As a nation, we need to decide a couple of things, and with our eyes open about it. I don't think "socialized medicine" is a bad word, necessarily, but I don't think that Britain's NHS is the best approach either. But there are several decisions that we should make.
- Is health care something that we want to be a form of social insurance, or a form of actuarial insurance? In the former case, the idea of insurance is to spread out the financial risk between the healthy and the sick. In the latter case, your costs depend on your individual history and situation. I unabashedly favor the former model, just like all the other large industrial countries. When I was seventeen, I had the use of a little red sports car, and loved whizzing around town in it. But when I got two speeding tickets, my father insisted that I pay the difference between what the premiums were and what they had been before I was foolish enough to drive irresponsibly. But that was my fault. Health care emergencies aren't the patients fault, by and large, and they shouldn't be treated as if they were.
- With the rare exception of hypochondriacs and Munchausen's patients, no one actually likes going to the doctor. By making health care more broadly available to people, will more people seek health care? Of course they will! They have untreated illnesses in many cases. It's widely recognized that timely care now avoids expensive and life-threatening care later.
- Why in the world does health care wind up so linked with the issue of employment? As a partner in a surgical practice, I have to be in the health care business with respect to our own employees, and frankly, I'd rather not be. I'd like to see an America where everyone has basic health care, but that business may also compete for staff by offering improved health care packages if they choose to. And the last thing in the world I want to do is have to make a call between two prospective employees based on which of them would be the cheaper to insure, which is something we faced last month with a new hire. After all, not everyone has a job. But everyone has a body.

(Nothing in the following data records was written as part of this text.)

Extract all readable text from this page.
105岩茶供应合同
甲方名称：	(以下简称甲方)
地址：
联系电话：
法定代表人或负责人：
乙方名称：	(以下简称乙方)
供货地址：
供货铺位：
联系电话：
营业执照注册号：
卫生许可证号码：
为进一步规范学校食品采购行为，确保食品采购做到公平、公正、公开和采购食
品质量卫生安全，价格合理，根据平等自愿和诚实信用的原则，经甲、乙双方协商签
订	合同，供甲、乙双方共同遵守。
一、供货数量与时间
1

- Here's some language the Republicans will understand - our lack of universal health care is hurting us economically. Businesses saddled with aging workforces have increasing difficulty competing, domestically and abroad.
- Clinton was dead right in 93 when he said he'd veto any plan that didn't offer universal coverage. And Gore was dead wrong, as much my admiration and respect for him pain me to say so, when he tried to demagogue Sen. Bradley's universal coverage plan during the 2000 primaries, and offered an alternative that didn't achieve universal coverage. Imagine - running against universal health care as a Democrat!
- Finally, where's the money? The deduction of employer premiums for health insurance costs the treasury two hundred billion dollars a year. That's more than any other tax deduction, including mortgage interest. That's five thousand dollars for each uninsured American every year. We could do a lot with that. I'd say "let anyone who wants to buy in to Medicare," means-test the "buy-in" premium, and use the employer premium savings to pay for the difference. Employers would purchase policies for their staff, if they wanted to, to make up the difference between basic Medicare and what the previous coverage was, which would cost somewhat less because they'd cover fewer services. Maybe Medicare isn't the best plan - some people like the Federal Employee Health Care Program, or the military's Tricare program, but the basic idea probably has something to it, and a good actuary could probably determine what the buy-in premiums needed to be for a variety of income levels. We'd still have a multi-tier health care system, where the wealthy get the very best, but at least the uninsured wouldn't be stuck outside in the cold with their noses pressed against the glass windows of a health care system that systematically excludes them.